Mall adds security officers to limit weekend incidents

2/17/2010
BY BRIDGET THARP
BLADE STAFF WRITER

More security and police officers will be at Westfield Franklin Park this weekend, police and mall managers decided yesterday while discussing a fight involving about 150 teenagers Saturday.

“The mall has committed to beef up security, on the weekend especially,” Toledo police Deputy Chief Mike Murphy said. He declined to release numbers of the current and pending security forces at the mall.

Mall officials did not return calls for comment.

Deputy Chief Murphy will meet again with mall officials tomorrow to consider additional security measures, he said.

It took about 30 police officers nearly three hours to disperse a mob of teens Saturday. Police arrested 16 youths ages 14 to 16.

The cause of the melee remained unclear yesterday, though it seemed that a smaller fight “just kind of mushroomed,” Deputy Chief Murphy said.

A police report identified a 16-year-old boy as a “leader” during the incident, and at least two teenage girls identified themselves as members of a gang called The Wreck Squad. Lt. Brad Weis, the gang unit commander, recognized The Wreck Squad as a known gang. He said he wasn't sure whether the two girls were among the more than 3,800 gang members tracked in the gang database.

A 14-year-old girl who kicked a trash can at police was arraigned in Juvenile Court yesterday for delinquency in connection with disorderly conduct, said Lori Olender, chief juvenile prosecutor for Lucas County. The student at Queen of Apostles School in Toledo will return to Juvenile Court for a pretrial hearing Feb. 25.

Westfield Franklin Park managers told police they would implement immediately a zero-tolerance policy for unruly teenagers. The mall no longer will warn teenagers who misbehave before removing or temporarily banning them from the property.

At least two of the boys in the brawl Saturday told police they had disobeyed an order from mall security to stay away from the facility for 30 days.

Other malls have taken their security a step further, mandating that teens be accompanied by an adult during certain hours.

The Fairlane Mall in Dearborn, Mich., did that about five years ago, and general manager Catherine O'Malley had no apologies.

“There was no real supervision. Parents were dropping them off,” Ms. O'Malley said. “We needed to make sure we were able to do our business rather than being there to monitor the young people.”

Fairlane's policy is that anyone younger than 18 must be accompanied by an adult older than 21 after 5 p.m. daily. The policy wasn't in response to a safety issue, Ms. O'Malley said, but mall officials wanted “to be sure that we nipped it before it happened.

“It wasn't to make them feel unwelcome. It was to make the young people and parents recognize that we're here for business,” she said. “Just think of two major high schools with 1,000 students all converging on you on a weekend.
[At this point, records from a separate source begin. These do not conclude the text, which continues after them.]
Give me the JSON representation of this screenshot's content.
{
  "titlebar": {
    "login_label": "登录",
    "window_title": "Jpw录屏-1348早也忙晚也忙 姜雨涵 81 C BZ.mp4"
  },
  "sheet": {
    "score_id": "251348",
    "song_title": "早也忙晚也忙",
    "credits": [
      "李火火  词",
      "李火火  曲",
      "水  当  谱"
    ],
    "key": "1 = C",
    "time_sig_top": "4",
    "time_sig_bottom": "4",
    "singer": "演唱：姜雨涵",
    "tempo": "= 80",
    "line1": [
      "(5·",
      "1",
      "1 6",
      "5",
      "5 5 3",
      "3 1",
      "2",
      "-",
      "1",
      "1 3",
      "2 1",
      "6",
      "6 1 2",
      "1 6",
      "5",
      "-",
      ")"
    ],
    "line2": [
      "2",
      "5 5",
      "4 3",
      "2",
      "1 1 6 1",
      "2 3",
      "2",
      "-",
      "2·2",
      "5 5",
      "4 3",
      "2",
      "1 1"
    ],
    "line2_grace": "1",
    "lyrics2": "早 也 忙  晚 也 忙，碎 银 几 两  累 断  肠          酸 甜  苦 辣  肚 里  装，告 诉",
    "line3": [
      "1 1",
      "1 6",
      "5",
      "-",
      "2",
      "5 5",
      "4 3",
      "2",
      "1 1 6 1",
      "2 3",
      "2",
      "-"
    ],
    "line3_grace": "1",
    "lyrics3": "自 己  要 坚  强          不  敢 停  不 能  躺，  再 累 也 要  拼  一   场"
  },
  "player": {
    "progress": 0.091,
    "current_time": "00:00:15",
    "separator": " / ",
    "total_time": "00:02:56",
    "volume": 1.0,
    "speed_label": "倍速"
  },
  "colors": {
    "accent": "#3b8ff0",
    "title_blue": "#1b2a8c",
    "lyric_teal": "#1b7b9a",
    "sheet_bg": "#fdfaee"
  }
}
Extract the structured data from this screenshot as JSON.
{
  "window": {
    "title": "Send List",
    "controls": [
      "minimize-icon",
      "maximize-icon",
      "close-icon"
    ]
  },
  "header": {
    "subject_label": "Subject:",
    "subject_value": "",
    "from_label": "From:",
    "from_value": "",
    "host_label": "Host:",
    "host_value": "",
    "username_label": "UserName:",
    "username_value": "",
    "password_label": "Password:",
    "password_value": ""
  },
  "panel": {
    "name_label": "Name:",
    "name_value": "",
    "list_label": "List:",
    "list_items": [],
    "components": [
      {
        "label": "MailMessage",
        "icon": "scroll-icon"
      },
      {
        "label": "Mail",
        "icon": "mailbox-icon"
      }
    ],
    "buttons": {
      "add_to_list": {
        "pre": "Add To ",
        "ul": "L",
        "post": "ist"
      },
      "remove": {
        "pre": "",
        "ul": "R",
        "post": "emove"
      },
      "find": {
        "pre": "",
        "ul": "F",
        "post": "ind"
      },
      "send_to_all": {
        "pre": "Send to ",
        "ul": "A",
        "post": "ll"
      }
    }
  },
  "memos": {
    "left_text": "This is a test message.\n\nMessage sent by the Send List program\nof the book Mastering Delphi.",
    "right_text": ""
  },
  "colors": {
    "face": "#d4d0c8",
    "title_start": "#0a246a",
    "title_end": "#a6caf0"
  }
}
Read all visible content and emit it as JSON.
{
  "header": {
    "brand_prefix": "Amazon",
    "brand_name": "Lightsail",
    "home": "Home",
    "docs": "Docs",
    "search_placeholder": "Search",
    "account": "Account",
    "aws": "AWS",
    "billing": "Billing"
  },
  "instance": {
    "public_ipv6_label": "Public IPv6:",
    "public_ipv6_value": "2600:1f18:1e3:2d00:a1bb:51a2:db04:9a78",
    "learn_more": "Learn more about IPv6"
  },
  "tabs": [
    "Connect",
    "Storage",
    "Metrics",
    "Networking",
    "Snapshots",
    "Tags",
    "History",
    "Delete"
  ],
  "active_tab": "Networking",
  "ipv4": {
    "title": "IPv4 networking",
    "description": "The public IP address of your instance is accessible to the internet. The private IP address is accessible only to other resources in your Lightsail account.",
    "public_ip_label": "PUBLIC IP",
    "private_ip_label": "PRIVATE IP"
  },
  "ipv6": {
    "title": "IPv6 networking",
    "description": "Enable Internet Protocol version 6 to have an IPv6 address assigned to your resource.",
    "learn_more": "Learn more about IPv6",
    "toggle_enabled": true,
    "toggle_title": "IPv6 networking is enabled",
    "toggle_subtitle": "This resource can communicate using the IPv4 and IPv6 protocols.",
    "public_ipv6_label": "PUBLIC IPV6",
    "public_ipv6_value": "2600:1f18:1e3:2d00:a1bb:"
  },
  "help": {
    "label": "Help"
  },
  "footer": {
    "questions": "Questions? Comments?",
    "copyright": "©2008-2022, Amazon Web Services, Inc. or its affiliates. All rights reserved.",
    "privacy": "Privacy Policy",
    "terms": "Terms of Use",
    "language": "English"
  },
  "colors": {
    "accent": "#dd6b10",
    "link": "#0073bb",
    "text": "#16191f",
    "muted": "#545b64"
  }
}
And there are no hall monitors, no supervision.”

In Morristown, Tenn., College Square Mall enacted a supervision policy last year after surveys showed that many customers abandoned the mall because of teenagers' behavior, assistant manager Debra Curtice said.

“Our shoppers told us they didn't come to the mall anymore because of the foul language used by teenagers or that they were just intimidated by the teenagers,” Ms. Curtice said.

Now mall security officers check the IDs of shoppers who look younger than 21. Those under 18 are not allowed after 6 p.m. on Fridays and Saturdays without a parent.

“A lot of stores said it has helped their sales tremendously,” Ms. Curtice said. “The majority of stores have a positive response. Families are coming back to the mall and shopping.”